Tsja… Aliens dan maar?
https://vignette.wikia.nocookie.net/piratesonline/images/2/21/Because_Aliens_LOL.jpg
…vroeger waren de Aliens beter…
Herinnert een mens zich nou juist de leuke dingen of de nare dingen uit het eigen verleden? Blijkbaar verschillen mensen daarin. Op basis van mijn oude psychiatrievak de volgende werkhypothese. Goede herinneringen tekenen een betrekkelijk psychisch gezond mens, die daarop voort kan bouwen. Slechte herinneringen horen bij mensen die het psychisch moeilijk hebben en neigen naar herhaling van die herinneringen in allerlei vormen. De oude Freud en zijn verlichte volgelingen adviseerden de laatste groep in therapie te gaan (of het zelf uit te zoeken) en door bewustwording van die slechte herinneringen een nieuwe start te maken.
Wat vinden jullie daarvan?
@Henk Ras: Klinkt plausibel. Maar dat herinnering per definitie onbetrouwbaar is, is wel een punt. Je zou dus kunnen neigen naar het herhalen van een herinnering aan iets dat je niet zelf – of heel anders- hebt meegemaakt. Wat heb je dan nog aan het concept ´herinnering´?
@henkras: Ik vermoed dat een dergelijke werkhypothese in een therapeutische situatie kan werken. Misschien zou ik Anne Treismann er weer eens op na moeten lezen, zij is vlgs, mij nog steeds in de weer met onderzoek naar onder andere het geheugen (zij was de vrouw van Danny Kahneman, de man van onder andere het maken van beslissingen alsook Nobelprijswinnaar en werkte samen met Amos Tversky).
Wat Freud betreft sta ik immer in zeg maar duplo (om het zo maar te zeggen), hij was een vreemde figuur in een rare tijd in Wenen met klanten uit de bovenlaag. Hysterie bij vrouwen was nogal erg in, tja wat moet je daar nu mee. Ik vond het boek van Arnout Weeda (Het mysterie van Wenen) wel aardig. Nee, ik kan niet zoveel met Freud om het maar populair uit te drukken.

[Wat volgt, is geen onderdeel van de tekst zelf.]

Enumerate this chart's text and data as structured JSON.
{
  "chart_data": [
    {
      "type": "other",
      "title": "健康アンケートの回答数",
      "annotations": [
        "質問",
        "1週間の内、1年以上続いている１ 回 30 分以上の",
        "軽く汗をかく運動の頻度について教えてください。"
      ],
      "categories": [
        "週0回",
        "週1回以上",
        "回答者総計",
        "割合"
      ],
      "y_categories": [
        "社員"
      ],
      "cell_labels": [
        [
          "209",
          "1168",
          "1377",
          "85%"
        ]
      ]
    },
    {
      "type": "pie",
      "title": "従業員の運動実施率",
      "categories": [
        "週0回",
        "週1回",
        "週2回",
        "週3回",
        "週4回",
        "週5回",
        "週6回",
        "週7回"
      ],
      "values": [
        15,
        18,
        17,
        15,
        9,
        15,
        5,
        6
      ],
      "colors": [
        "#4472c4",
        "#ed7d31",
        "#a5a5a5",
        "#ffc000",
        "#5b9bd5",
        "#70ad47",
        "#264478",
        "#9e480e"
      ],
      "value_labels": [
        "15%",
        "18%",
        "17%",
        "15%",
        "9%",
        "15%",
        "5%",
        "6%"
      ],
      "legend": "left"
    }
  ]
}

Naar aanleiding van Saskia Sluiter en Jan Kroeze. Wetenschappelijk en strafrechtelijk zijn herinneringen beroerde zaken: echte bewijskracht hebben ze niet. Het gaat erom hoe je met je herinneringen in het heden omgaat. Wat Freud betreft: er is veel kritiek op zijn werk mogelijk, maar zijn ‘nazaten’ zijn inmiddels 120 jaar verder. Ook niet helemaal probleemloos, maar in ieder geval sneller, veiliger en goedkoper.
@henkras: Merkelbach schrijft er nu en dan over. Hij werkt aan de universiteit van Maastricht.
Ja, en dan die beroerde therapieen over een vorig leven alsook het ophalen van zgn. verdrongen herinneringen, in het byzonder als het om verkrachting gaat. Oncontroleerbaar. Nu en dan komt het weer naar boven, schrijft iemand een boek erover bv.
Iedereen herinnert zich toch zowel goede als slechte dingen? Je eerste zoen EN je eerste liefdesverdriet, om maar eens het eerste voorbeeld te noemen dat bij me opkomt.